The whole operation of the return transfer of flour from the tanker to the warehouses was carried out with low flour flow, evidenced by the degree of valve opening. Thus, the flour concentration in the channel could be in the range of the lower and upper explosion limit.

Pneumatic transport always generates electrostatic charges that can be released as sparks. This is why it is so important to earth the system; the earthing, in this case, was only partial. As a result of the friction of the transported flour on the surface of the rubber hose, an accumulation of electrostatic charge occurred, which created a spark at the point of connection with the metal pipe. It caused the first explosion that took place just inside the pipeline. The pressure and flame began to spread quickly along the channel, rapidly increasing in strength. As a result, the flanges connecting the steel sections of the pipeline (Photo 3) were deformed and the pressure and flame penetrated into the rooms of area A on three storeys. As a result, a series of secondary explosions took place.

The flame’s front reached the wooden silo where the flour from the tanker was being transported by the pipeline. The flour falling to the bottom generated large amounts of suspended dust, which was the fuel of a powerful secondary explosion. The fire thus destroyed the remaining wooden silos. But the damages did not end up there.

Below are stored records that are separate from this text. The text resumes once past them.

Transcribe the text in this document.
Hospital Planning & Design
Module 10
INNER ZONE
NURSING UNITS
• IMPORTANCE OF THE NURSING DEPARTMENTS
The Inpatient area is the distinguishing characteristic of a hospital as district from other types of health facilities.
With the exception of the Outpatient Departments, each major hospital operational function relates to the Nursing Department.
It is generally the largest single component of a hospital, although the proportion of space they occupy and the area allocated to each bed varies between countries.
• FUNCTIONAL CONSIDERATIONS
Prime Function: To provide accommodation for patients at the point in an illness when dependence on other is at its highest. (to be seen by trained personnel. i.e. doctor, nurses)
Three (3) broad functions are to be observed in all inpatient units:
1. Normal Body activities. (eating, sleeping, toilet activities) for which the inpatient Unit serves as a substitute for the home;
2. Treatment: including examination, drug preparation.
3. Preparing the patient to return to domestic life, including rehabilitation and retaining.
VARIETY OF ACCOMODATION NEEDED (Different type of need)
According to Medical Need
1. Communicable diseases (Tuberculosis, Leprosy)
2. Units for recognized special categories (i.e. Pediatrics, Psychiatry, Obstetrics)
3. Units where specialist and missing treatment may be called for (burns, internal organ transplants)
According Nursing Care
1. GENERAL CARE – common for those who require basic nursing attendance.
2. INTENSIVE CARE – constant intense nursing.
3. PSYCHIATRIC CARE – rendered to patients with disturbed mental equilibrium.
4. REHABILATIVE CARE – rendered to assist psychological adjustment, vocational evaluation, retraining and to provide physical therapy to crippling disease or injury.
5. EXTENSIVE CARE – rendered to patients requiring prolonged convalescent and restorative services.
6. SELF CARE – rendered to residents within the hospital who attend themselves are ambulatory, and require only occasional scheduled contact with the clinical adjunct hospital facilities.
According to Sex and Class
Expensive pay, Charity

The second flour explosion, and the associated rapid increase in pressure in the upper part of the building, caused the collapse of these rooms together with the roof, and the spread of remains over a great distance. It was found that the explosion in this part of the building was transmitted from room A through the door to room B and to the warehousing area.

What is important is that the explosion from the upper part of the building reached the basement through the bucket elevator, where it caused the already mentioned damage in areas A and B.

The flames carried with the pressure wave caused a widespread fire. Most of the elements there were burned, including structures, equipment, and even flour, which was stored in the sack warehouse.

Flanges of the flour discharge pipe

Photo. 3: Flanges of the flour discharge pipe

Conclusions and lessons learned from the event

The destruction of the Cordero plant, which produced flour, began with an explosion in a pipeline transporting flour from a tanker to the silos. The whole process was not properly earthed, so an electric charge accumulated on the rubber hose’s surface, which was released in the form of a spark, led to the first of a series of explosions. This discharge took place between the rubber hose and an earthed metal pipe.

The equipment operating on the site was not equipped with systems for decoupling and suppressing an explosion (although these were listed in the risk assessment document), so the pressure wave and flame propagated very rapidly through the site, causing secondary explosions, widespread fire and the collapse of a large part of the building.

Special attention should be paid to the tanker and the bucket elevator, through which the explosion propagated to the next storeys of the building — in the first case, there was no earthing system and a flexible hose capable of discharging electrostatic charges. In turn, the second one lacked the mentioned explosion protection. The application of these solutions would certainly be insufficient in view of the ATEX Directive requirements, but it could significantly reduce the scale of the tragedy or completely protect against it.

As a result of this event, five people died, and a significant part of the building and equipment was destroyed.